Sunday, September 11, 2011

The Obsession of the Mind

"We know that while the alcoholic keeps away from drink, as he may do for months or years, he reacts much like other men. We are equally positive that once he takes any alcohol whatever into his system, something happens, both in the bodily and mental sense, which makes it virtually impossible for him to stop. The experience of any alcoholic abundantly confirms this."
"These observations would be academic and pointless if our friend never took the first drink, thereby setting the terrible cycle in motion. Therefore the main problem of the alcoholic centers in his mind, rather than in his body."
The two paragraphs, above, taken from pages 22-23 of the 'Big Book' of Alcoholics Anonymous, address the effects of the physical and mental cravings of the body for more alcohol once drinking has commenced; but, more importantly, they address the obsession of the mind for alcohol when the alcoholic addict is not drinking.

The word 'obsession' comes from the Latin obsidere, meaning 'to sit down before' (as an army sits down before a walled fortress, besieging it.) Its original fourteenth century English usage was to denote "being assailed by an evil spirit or fixed idea." Both the origin and first usage of the word 'obsession' are particularly apt, for how many of us did not at first struggle or ceaselessly fight with the seemingly ever present idea that taking a drink or drug would fix the way we were feeling? Was the thought of drinking and/or getting high not a strong and frequent temptation?

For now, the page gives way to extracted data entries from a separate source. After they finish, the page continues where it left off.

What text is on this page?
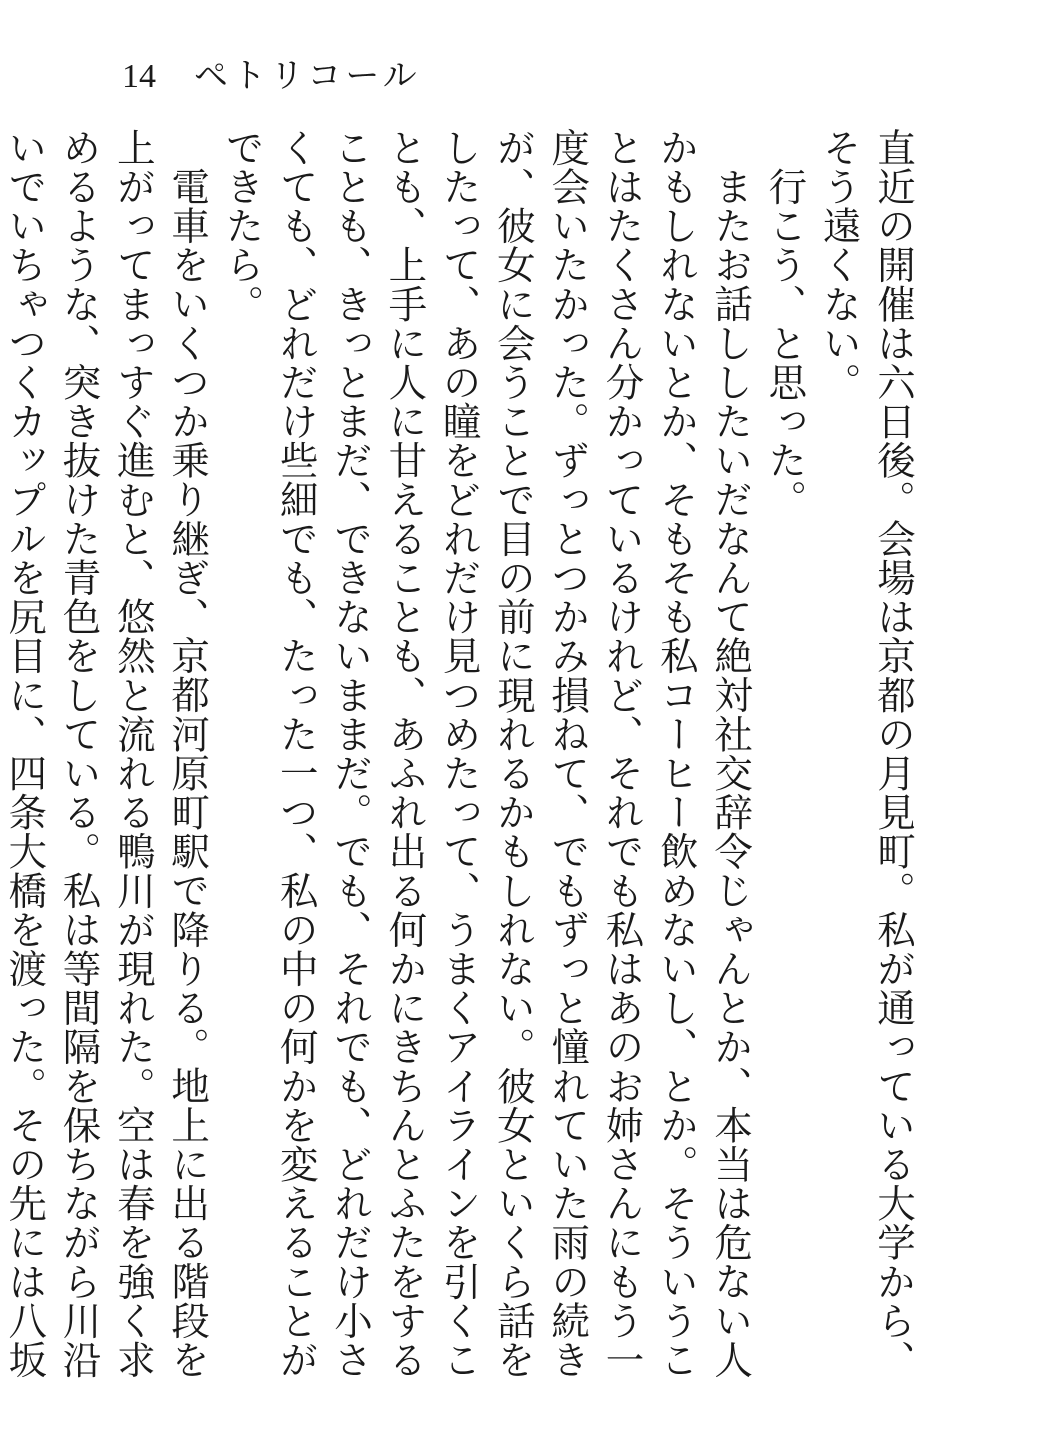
14 ペトリコール

直近の開催は六日後。会場は京都の月見町。私が通っている大学から、そう遠くない。

行こう、と思った。

またお話ししたいだなんて絶対社交辞令じゃんとか、本当は危ない人かもしれないとか、そもそも私コーヒー飲めないし、とか。そういうことはたくさん分かっているけれど、それでも私はあのお姉さんにもう一度会いたかった。ずっとつかみ損ねて、でもずっと憧れていた雨の続きが、彼女に会うことで目の前に現れるかもしれない。彼女といくら話をしたって、あの瞳をどれだけ見つめたって、うまくアイラインを引くことも、上手に人に甘えることも、あふれ出る何かにきちんとふたをすることも、きっとまだ、できないままだ。でも、それでも、どれだけ小さくても、どれだけ些細でも、たった一つ、私の中の何かを変えることができたら。

電車をいくつか乗り継ぎ、京都河原町駅で降りる。地上に出る階段を上がってまっすぐ進むと、悠然と流れる鴨川が現れた。空は春を強く求めるような、突き抜けた青色をしている。私は等間隔を保ちながら川沿いでいちゃつくカップルを尻目に、四条大橋を渡った。その先には八坂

For many of us, we were like a city under siege and the thought of drinking or using was more or less constantly with us during the first weeks or months of recovery. Even thereafter, many (and perhaps most) of us were left with a mind highly susceptible to other obsessions, once the obsession about alcohol and/or drugs lifted. How many people, for example, have replaced their obsession for drugs or booze with an obsession for physical fitness, or an obsession for work, relationships or money? Quite a few, in my experience. And the list of such 'replacement' obsessions is both incredibly long and fraught with peril.

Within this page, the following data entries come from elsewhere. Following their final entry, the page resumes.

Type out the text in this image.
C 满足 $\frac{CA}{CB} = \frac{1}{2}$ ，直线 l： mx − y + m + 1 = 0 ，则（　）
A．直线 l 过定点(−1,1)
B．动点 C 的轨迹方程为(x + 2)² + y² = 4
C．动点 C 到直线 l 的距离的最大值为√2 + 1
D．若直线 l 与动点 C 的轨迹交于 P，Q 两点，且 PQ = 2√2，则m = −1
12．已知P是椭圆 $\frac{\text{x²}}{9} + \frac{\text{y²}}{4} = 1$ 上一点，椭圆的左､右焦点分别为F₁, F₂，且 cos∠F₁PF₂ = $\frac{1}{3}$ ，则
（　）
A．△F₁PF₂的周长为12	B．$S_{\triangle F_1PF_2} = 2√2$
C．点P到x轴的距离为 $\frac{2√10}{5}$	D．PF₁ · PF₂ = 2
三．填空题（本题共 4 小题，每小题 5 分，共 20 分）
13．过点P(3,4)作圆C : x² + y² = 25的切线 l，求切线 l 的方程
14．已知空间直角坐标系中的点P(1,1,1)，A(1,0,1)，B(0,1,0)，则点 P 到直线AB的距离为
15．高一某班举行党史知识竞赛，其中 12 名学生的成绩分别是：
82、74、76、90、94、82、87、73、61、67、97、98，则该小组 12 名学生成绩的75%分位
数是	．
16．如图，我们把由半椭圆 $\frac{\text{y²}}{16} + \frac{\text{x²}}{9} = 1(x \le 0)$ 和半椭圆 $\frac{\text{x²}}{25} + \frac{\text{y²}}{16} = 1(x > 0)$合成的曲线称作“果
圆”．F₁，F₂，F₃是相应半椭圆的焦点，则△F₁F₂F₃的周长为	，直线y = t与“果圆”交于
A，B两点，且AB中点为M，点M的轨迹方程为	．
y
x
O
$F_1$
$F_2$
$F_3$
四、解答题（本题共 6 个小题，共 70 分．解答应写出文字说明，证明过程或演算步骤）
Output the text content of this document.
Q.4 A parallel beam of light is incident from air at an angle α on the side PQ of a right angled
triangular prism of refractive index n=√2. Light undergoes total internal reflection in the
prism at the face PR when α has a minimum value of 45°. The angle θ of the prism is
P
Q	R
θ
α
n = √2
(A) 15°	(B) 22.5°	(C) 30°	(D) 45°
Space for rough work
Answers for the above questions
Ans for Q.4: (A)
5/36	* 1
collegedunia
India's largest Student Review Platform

How then do we lift the siege, so to speak, of our obsessive minds. In its paradoxical way, the 'Big Book' indicates that the answer to this "main problem" of the alcoholic (which, after all "lies in the mind") is also internal.

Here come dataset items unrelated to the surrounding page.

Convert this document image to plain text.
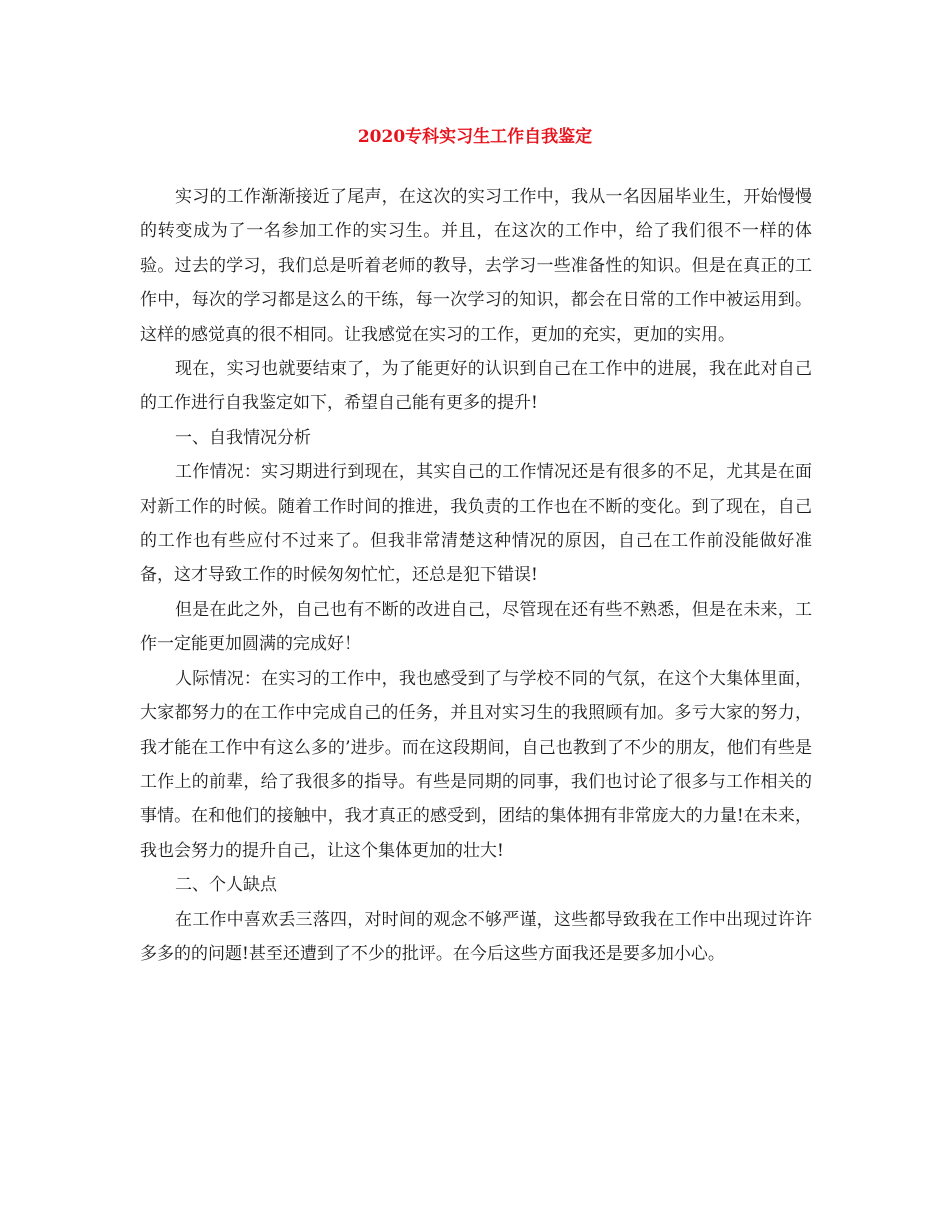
2020专科实习生工作自我鉴定

实习的工作渐渐接近了尾声，在这次的实习工作中，我从一名因届毕业生，开始慢慢的转变成为了一名参加工作的实习生。并且，在这次的工作中，给了我们很不一样的体验。过去的学习，我们总是听着老师的教导，去学习一些准备性的知识。但是在真正的工作中，每次的学习都是这么的干练，每一次学习的知识，都会在日常的工作中被运用到。这样的感觉真的很不相同。让我感觉在实习的工作，更加的充实，更加的实用。

现在，实习也就要结束了，为了能更好的认识到自己在工作中的进展，我在此对自己的工作进行自我鉴定如下，希望自己能有更多的提升!

一、自我情况分析

工作情况：实习期进行到现在，其实自己的工作情况还是有很多的不足，尤其是在面对新工作的时候。随着工作时间的推进，我负责的工作也在不断的变化。到了现在，自己的工作也有些应付不过来了。但我非常清楚这种情况的原因，自己在工作前没能做好准备，这才导致工作的时候匆匆忙忙，还总是犯下错误!

但是在此之外，自己也有不断的改进自己，尽管现在还有些不熟悉，但是在未来，工作一定能更加圆满的完成好！

人际情况：在实习的工作中，我也感受到了与学校不同的气氛，在这个大集体里面，大家都努力的在工作中完成自己的任务，并且对实习生的我照顾有加。多亏大家的努力，我才能在工作中有这么多的’进步。而在这段期间，自己也教到了不少的朋友，他们有些是工作上的前辈，给了我很多的指导。有些是同期的同事，我们也讨论了很多与工作相关的事情。在和他们的接触中，我才真正的感受到，团结的集体拥有非常庞大的力量!在未来，我也会努力的提升自己，让这个集体更加的壮大!

二、个人缺点

在工作中喜欢丢三落四，对时间的观念不够严谨，这些都导致我在工作中出现过许许多多的的问题!甚至还遭到了不少的批评。在今后这些方面我还是要多加小心。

On page 55 of the 'Big Book' we read:
". . .(D)eep down in every man, woman, and child, is the fundamental idea of God. It may be obscured by calamity, by pomp, by worship of other things, but in some form or other it is there. . . .'

"We finally saw that faith in some kind of God was a part of our make-up, just as much as the feeling we have for a friend. Sometimes we had to search fearlessly, but He was there. He was as much a fact as we were. We found the Great Reality deep down within us. In the last analysis it is only there that he may be found."
It is thus, by accessing the hidden dimension of God within us, by attaining to a lasting peace and quietness, that we are relieved of the raucous obsessions of the mind that drive us wildly. It is a reality that we can in fact become spiritually awakened and attuned to a deeper consciousness than that of the obsessive mind of self or ego-consciousness - whether such a spiritual awakening occurs suddenly or gradually evolves.

In the Spiritual Experience appendix to the 'Big Book' we read:
"With few exceptions our members find that they have tapped an unsuspected inner resource which they presently identify with their own conception of a Power greater than themselves."

"Most of us think that this awareness of a Power greater than ourselves is the essence of spiritual experience. Our more religious members call it "God-consciousness.""
 Thus it is that the higher spiritual mind of man, replaces the lower obsessive mind of the ego, or self. And with that, the obsessions for alcohol, drugs or their replacements can be expelled. As Carl Jung put it in his famous letter to Bill Wilson:  "The helpful formula therefore is: spiritus contra spiritum." That is, the experience of God rather than alcohol is that which solves our all-too-human dilemma.